一方、同じように有価証券報告書への記載が追加された「人的資本、多様性に関する記載」については、開示内容は企業に一任されており、多くの企業が頭を悩ませているようです。
内閣府が公表している資料(※1)によれば、投資家が企業の中長期的な投資・財務戦略において重視すると答えた項目の第1位が「人材投資」とされています。また、企業のCFOが企業価値に大きな影響を与えると考えるサステナビリティ関連課題は「人的資本の開発・活用」が77%と最も高く、「気候変動(69%)」を上回る結果になっていて、企業に対する人的資本に関する開示ニーズの高まりが判ります。
では、企業はどのような観点からの情報開示を心掛けるべきなのでしょうか?
現在の日本企業における人的資本関連の開示項目は、働き方改革や女性活躍といった、一定の法制度や整備指標に準拠した項目があります(多様性、人材流動性、働き方・勤怠など)。
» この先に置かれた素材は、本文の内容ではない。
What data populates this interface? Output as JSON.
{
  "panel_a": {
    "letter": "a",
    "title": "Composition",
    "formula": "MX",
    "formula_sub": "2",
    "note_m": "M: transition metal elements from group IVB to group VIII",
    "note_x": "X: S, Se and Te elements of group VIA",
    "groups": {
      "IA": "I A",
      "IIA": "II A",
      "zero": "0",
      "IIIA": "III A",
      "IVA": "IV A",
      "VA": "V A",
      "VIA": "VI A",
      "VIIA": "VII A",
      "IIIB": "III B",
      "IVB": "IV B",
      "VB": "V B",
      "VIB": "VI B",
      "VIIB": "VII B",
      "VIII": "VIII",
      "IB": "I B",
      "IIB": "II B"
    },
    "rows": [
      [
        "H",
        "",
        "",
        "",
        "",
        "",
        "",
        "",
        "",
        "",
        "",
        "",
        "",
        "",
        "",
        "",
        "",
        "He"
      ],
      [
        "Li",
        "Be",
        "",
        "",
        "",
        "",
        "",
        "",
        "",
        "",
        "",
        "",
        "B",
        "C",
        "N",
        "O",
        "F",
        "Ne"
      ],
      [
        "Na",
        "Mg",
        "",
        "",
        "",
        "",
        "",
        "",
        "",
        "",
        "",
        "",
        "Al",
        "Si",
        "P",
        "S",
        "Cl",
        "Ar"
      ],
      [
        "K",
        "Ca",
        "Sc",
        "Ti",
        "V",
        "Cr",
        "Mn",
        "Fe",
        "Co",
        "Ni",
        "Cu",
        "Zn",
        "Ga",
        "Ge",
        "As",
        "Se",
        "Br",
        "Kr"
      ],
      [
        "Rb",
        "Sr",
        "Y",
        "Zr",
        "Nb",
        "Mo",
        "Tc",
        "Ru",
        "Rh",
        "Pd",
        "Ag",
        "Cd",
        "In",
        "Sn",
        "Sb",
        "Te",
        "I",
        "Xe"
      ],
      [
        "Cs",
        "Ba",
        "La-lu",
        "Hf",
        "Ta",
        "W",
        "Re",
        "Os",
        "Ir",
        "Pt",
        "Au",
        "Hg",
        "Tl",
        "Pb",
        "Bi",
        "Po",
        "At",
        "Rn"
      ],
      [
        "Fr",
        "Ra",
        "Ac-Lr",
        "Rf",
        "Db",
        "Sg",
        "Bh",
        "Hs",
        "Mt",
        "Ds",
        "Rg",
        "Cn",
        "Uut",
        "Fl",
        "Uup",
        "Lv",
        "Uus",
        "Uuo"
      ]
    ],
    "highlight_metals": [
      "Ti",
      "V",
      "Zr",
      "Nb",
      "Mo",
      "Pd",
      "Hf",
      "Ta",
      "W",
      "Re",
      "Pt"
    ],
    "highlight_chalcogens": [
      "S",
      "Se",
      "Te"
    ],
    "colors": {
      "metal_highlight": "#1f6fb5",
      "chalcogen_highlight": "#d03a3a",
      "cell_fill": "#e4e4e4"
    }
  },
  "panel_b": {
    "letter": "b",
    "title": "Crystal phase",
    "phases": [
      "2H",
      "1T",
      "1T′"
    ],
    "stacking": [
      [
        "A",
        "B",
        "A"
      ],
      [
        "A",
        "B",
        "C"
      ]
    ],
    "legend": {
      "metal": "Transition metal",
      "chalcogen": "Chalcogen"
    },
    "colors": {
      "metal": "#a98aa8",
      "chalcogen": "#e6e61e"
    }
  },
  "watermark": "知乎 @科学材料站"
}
これらについては、情報開示されていないこと自体がリスクとなり得るもので、多くの企業が積極的に情報開示項目にしているものです。
その一方で、この内閣府の資料内には、「人的資本に関し、投資家が優先的な開示を期待する事項と企業の開示情報」といった調査があり、それによれば、投資家が「経営層・中核人材の多様性の確保方針」「中核人材の多様性に関する指標」「人材育成方針、社内環境整備方針」に関する開示を期待するのに対し、企業の開示状況は、プライム市場企業であっても5割に満たないという結果になっています。
人的資本に関する情報開示にとっては、このあたりがヒントになるかもしれません。
企業の人材育成やセクセッションプランの考え方、社内環境や社員エンゲージメントなど、企業において重要視するポイントが大きく異なる項目について、自社なりに必要項目や目標値を設定した上、必要なデータや情報を収集し、可視化できれば、他社との差別化や優位性を生み出し、企業価値の向上につながっていくのではないでしょうか。